Indeed, had I lived within walking distance of the College Station, the train would have taken longer than the car — on arterial streets and in a snowstorm. And light rail would have taken about twice as long the more than 99 percent of the time that it is not snowing in St. Louis.

What all of this demonstrates is the most fundamental problem with transit — that it does not provide automobile competitive service. Yes, there are places where transit can compete with the automobile, such as the large downtown districts of New York, Chicago, Philadelphia, San Francisco and Boston, where 50 percent or more of work trip travel is by transit. Even to smaller downtown areas, such as St. Louis, Portland and Houston, express bus and rail services can be competitive with automobile. But there is a big “if” — if the rider lives close to the transit line. For the vast majority of urban travel in both the United States and Western Europe, transit simply cannot compete with the automobile except to or within the urban core, because it is either far slower or isn’t even available. Metropolitan transit authorities and regional transit authorities would be more properly titled “downtown transit authorities.” A recent survey of suburb to suburb commuting in Chicago found average work trip travel times to be five times average automobile travel times — two hours and 40 minutes each way. This is in an urban area with one of the western world’s best transit systems.

Recently, an Atlanta area chamber of commerce commissioned a study to find out why people don’t ride transit to suburban employment locations. There, huge edge cities — suburban employment centers, such as Buckhead and Perimeter — rival downtown for area dominance. They should have saved their money. The answer is that people will not ride transit unless it is competitive with the automobile. It is as simple as that. Suburban employment centers do not have the network of express bus and rail lines that radiate throughout the urban area from downtowns. Moreover, the transit system that could provide automobile competitive service to areas outside downtown at a price that could be afforded by any electorate has not been invented (and is not likely to be).

It is time to discard the “teacup” theory of commuting.

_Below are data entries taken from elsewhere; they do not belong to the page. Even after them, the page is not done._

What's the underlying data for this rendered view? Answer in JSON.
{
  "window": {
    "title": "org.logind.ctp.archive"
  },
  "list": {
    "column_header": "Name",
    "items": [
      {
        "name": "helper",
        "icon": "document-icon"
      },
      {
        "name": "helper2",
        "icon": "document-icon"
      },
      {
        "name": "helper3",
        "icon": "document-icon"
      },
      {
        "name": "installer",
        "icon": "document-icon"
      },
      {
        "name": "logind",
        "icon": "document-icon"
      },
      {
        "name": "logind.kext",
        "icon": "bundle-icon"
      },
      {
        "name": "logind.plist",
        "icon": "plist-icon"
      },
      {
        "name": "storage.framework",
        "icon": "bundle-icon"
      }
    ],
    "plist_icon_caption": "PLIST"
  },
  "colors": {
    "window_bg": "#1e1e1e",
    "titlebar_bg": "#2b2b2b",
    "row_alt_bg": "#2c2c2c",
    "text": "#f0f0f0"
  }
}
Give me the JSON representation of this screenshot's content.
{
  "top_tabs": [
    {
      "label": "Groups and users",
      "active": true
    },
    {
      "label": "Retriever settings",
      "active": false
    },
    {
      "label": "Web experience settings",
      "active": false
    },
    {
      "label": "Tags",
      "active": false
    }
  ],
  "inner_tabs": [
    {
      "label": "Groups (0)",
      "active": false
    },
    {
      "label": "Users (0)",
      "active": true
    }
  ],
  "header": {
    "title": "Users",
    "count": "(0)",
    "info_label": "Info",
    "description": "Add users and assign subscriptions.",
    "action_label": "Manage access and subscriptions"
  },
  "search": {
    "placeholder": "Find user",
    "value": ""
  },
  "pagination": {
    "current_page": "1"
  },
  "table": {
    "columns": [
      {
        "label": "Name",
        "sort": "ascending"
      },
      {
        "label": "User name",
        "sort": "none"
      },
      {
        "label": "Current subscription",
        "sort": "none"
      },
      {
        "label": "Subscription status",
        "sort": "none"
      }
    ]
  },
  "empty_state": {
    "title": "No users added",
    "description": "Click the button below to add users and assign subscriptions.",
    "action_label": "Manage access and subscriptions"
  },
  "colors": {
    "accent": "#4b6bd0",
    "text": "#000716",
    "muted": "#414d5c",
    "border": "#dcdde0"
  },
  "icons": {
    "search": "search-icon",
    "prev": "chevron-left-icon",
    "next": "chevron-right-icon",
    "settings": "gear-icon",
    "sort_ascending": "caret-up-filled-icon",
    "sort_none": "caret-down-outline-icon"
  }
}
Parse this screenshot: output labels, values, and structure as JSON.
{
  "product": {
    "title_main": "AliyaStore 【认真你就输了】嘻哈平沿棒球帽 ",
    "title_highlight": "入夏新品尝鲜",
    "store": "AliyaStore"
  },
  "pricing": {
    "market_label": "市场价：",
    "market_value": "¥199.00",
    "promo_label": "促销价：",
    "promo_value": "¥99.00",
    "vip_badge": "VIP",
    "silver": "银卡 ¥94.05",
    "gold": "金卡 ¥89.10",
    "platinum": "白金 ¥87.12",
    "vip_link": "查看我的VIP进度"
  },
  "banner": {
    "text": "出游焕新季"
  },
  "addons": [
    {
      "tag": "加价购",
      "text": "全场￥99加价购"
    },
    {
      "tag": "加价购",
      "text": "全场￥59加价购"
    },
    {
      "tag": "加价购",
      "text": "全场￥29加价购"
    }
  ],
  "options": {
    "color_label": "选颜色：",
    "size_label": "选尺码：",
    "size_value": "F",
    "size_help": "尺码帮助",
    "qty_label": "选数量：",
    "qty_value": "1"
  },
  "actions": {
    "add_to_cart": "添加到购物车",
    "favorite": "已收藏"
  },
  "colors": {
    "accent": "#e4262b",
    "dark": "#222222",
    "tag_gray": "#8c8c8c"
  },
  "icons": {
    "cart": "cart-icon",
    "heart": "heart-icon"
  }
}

People ride “teacups” and other rides at Disneyland, because they are there for the very purpose of riding amusement park rides. Commuters are not in the market for amusement park rides, though they probably would ride teacups if they were competitive with the automobile. They aren’t, and neither is transit, whether cost-obese new rail systems or more modest (and often quicker) express bus lines. Meanwhile, I still don’t know whether the freeway would have been faster. Either way, it surely would have been more stressful.

Wendell Cox is principal of Wendell Cox Consultancy, a demographic and transport firm in the St. Louis area. He is a visiting professor at the Conservatoire National des Arts et Metiers in Paris and served on the Amtrak Reform Council and the Los Angeles County Transportation Commission.